The residues in ALTPRT A are NOT assigned alternatealtLoc A in ATOM records, rather it is a global assignment to those ATOMs that have partial occupancy. In those cases where not all the atoms are disordered in the same manner and there is a mixture of ordered and disordered atoms in a ALTPRT and those ordered atoms have individual multiple conformations (such as side chains) then ATOM records do have the altLoc assigned then these codes are assigned with the next available character A to Z after the last ALTPRT has been assigned. Sometimes the waters and chemical groups are already assigned to an ALTPRT by the author and those assignments are kept. However, if these groups are not already assigned, then the waters and chemical groups are duplicated between ALTPRTs. The occupancies of the waters and chemical groups will be changed to match the occupancies of the chains in alternate conformations. (QUERY this may not be valid as if waters are full occupancy is it true that they belong to both conformations – I think no) The model with the maximum number of chains and chemical groups should be listed first as ALTPRT A when possible.

Identification of multiple model structures: A new remark 450 will be added to the header of the PDB file to indicate that a structure is involved in a STRUCT and/or ALTPRT type. “This entry contains multiple models because a significant portion of the structure is presenting in more than one conformation”. A specific cif token will be created to indicate this situation, making it easily identifiable in searches, such as multiple_model, Y/N, as well as a details token. We already have a REMARK 450 !!

REMARK 450, Source

Further details on the biological source of the macromolecular contents of the entry

Example.An entry where the multiple conformations exist for almost all peptide chains but not for the protein chains.

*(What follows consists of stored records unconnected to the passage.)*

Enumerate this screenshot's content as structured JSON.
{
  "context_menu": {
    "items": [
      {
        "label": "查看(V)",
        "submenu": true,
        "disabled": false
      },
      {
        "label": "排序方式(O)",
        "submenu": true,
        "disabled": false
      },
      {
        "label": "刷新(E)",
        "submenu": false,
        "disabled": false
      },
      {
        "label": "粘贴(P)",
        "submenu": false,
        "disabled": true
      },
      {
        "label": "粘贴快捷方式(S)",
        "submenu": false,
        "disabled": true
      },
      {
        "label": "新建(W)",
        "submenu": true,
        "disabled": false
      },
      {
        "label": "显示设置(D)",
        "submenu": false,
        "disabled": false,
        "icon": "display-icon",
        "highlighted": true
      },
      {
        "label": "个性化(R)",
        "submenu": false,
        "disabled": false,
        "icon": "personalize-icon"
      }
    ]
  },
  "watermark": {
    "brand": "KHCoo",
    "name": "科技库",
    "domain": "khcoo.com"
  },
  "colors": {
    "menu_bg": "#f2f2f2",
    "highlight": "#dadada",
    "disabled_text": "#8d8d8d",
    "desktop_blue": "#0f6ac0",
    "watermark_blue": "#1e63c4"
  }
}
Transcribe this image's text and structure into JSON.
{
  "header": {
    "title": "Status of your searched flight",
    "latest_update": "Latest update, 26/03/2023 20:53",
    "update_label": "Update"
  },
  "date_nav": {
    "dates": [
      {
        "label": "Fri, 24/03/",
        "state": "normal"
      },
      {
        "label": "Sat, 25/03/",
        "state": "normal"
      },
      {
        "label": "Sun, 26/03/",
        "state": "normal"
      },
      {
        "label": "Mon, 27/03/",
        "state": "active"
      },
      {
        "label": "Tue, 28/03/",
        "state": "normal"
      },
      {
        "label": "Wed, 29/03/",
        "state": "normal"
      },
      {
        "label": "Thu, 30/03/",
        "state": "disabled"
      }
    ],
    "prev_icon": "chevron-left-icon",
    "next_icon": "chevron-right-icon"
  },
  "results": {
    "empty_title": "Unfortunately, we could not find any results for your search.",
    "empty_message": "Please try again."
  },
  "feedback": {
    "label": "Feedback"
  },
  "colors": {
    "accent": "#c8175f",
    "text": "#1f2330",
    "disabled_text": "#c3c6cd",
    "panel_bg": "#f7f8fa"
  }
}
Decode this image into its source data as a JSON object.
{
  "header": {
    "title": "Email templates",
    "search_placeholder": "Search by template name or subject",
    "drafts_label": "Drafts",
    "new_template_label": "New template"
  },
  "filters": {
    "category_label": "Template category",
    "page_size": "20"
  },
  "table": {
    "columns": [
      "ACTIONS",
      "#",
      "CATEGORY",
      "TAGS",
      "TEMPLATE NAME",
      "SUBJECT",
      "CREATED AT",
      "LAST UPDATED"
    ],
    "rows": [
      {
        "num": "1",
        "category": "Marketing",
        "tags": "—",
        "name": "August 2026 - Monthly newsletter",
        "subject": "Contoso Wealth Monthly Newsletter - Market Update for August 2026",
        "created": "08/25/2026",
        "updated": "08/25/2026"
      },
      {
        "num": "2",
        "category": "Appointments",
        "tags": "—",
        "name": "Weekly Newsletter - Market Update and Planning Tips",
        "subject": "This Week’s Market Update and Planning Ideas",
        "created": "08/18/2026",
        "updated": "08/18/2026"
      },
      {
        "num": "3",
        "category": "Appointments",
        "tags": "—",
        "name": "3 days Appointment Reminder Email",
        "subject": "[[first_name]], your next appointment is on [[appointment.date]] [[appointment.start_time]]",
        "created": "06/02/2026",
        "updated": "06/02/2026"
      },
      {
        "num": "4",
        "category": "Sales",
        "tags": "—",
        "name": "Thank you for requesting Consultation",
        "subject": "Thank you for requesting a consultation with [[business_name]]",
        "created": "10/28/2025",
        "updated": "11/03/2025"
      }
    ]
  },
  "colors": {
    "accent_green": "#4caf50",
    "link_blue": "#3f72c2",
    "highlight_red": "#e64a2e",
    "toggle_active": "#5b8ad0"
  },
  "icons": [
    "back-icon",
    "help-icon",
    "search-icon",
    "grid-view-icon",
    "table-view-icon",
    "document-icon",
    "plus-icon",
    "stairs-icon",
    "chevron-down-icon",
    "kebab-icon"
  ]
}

Figure 3 PDB entry 1ZY8. This structure of dihydrolipoyl dehydrogenase was determined to 2.59 Angstroms by Ciszak, Makal, Hong, Vettaikkorumakankauv, Korotchkina and Patel. It was refined using CNS and published in J.Biol.Chem in 2005. In this structure, the protein represented by chains A,B,C,D,E,F,G,H,I,J are not in alternate conformations. The peptides K, L, M, and N are in alternate conformations. Peptide chain O does not have an alternate conformation. One biological unit consists of two protein chains and one peptide chain. However, the biological unit involving chains I, J, and O is different from the other biological units because chain O does not have alternate conformations. The entry was processed as two models. The first model contains all protein chains at half occupancy and the first conformation of peptide chains K, L, M, N. Model 1 also contains peptide chain O. The second model contains all protein chains at half occupancy and the second conformation of peptide chains K, L, M, N, but does not contain O.